Ailing mobile operator Cell C plans to more than halve its retail footprint from 240 to 128 stores and cut as many as 546 jobs after reporting a loss of R 7.5 billion over the six months to the end of June.
“We have staggered store closures because we are forced to save cash,” said Craigie Stevenson, Cell C chief executive, in a results presentation Tuesday.
He said they needed to redesign their retail model and redesign the way they go to market with their product. “It is the future of where we will position ourselves as a network.
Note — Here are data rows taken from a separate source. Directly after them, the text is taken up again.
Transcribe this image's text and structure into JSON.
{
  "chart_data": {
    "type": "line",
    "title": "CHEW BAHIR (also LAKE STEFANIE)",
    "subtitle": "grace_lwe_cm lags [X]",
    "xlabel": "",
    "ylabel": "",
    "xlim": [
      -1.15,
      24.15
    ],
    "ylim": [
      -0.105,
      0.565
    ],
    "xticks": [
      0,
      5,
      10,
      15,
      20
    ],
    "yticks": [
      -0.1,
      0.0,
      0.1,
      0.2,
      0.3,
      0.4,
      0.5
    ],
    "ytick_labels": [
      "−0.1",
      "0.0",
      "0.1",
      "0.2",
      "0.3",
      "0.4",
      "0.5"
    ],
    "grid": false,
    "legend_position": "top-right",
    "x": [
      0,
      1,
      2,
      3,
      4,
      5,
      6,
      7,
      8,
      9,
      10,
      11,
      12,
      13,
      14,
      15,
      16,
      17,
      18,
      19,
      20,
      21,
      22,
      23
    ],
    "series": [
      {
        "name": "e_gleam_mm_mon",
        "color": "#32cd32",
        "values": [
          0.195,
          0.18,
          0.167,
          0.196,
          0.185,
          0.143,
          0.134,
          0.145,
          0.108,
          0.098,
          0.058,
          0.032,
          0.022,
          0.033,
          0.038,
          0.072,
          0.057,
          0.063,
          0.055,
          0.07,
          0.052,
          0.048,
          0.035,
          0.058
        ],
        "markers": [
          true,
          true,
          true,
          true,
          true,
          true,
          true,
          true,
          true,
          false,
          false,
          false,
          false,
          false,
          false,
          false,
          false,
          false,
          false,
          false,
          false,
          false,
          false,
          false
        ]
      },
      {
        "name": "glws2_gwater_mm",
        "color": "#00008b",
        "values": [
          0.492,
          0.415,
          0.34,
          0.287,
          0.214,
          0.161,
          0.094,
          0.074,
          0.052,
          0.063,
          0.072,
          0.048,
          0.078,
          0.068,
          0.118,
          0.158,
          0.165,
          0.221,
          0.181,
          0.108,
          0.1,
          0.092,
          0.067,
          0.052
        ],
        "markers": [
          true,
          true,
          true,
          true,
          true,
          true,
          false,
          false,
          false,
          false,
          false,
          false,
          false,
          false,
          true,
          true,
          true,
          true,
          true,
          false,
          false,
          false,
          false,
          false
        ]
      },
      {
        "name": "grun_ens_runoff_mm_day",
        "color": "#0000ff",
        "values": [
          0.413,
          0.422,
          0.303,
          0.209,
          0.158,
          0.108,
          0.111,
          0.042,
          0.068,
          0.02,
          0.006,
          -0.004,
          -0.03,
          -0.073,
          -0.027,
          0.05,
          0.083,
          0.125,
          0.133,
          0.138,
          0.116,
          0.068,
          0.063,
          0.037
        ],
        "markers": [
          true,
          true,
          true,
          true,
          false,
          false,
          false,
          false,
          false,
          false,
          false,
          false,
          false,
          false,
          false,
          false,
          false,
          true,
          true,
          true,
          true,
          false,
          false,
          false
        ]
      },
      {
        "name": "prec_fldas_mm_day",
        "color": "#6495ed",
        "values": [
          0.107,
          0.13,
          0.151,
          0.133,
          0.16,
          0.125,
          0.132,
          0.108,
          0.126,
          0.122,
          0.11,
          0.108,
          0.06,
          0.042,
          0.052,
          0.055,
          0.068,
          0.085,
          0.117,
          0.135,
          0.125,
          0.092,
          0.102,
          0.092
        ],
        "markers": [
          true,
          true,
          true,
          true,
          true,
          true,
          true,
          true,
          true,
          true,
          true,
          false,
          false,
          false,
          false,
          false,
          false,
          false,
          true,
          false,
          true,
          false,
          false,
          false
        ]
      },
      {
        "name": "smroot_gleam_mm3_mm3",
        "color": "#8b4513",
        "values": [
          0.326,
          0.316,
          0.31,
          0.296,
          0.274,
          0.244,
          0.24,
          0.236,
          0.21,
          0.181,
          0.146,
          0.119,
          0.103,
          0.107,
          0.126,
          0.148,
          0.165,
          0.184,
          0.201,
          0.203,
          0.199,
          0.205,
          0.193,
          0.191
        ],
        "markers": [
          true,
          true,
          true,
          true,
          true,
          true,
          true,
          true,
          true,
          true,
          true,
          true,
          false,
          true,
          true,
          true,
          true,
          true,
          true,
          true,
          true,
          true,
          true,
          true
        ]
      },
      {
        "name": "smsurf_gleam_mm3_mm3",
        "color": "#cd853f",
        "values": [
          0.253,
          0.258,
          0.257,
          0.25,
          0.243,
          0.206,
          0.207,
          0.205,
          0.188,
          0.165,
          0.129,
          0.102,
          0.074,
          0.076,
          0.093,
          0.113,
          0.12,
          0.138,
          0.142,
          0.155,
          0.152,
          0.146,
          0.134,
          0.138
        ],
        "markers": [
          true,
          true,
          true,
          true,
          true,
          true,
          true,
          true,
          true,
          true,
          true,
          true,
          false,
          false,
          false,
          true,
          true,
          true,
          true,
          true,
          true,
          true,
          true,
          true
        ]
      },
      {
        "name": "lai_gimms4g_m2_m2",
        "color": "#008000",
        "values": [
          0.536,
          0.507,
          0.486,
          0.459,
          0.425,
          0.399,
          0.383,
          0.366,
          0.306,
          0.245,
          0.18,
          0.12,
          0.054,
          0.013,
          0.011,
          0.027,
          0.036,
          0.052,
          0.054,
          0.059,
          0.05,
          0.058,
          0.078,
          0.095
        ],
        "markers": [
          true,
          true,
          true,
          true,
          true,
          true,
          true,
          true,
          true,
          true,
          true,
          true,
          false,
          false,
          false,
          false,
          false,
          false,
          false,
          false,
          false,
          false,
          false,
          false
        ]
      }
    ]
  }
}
It just doesn’t make sense anymore, if you look at the current business model, to keep building stores.
“We never envisioned a black swan event like Covid-19 and the way consumer behavior would change and we have to adapt to that and we see that our business model is capable of doing it faster than most.”
Cell C, whose largest shareholder is Blue Label Telecoms, said the loss was due to one-time impairments and restructuring costs, including assets worth R5 billion (network assets and right of use) that were impaired as a result. of a new arrangement of the MTN network.
Fin24 previously reported that Telkom confirms that it is in talks to buy Cell C and that the mobile operator was in talks with more than one of the parties about a possible acquisition of the business.
However, in the presentation of results, Stevenson said “… there is no acquisition. Any previous reports on this were speculation. Cell C is planning a recapitalization.”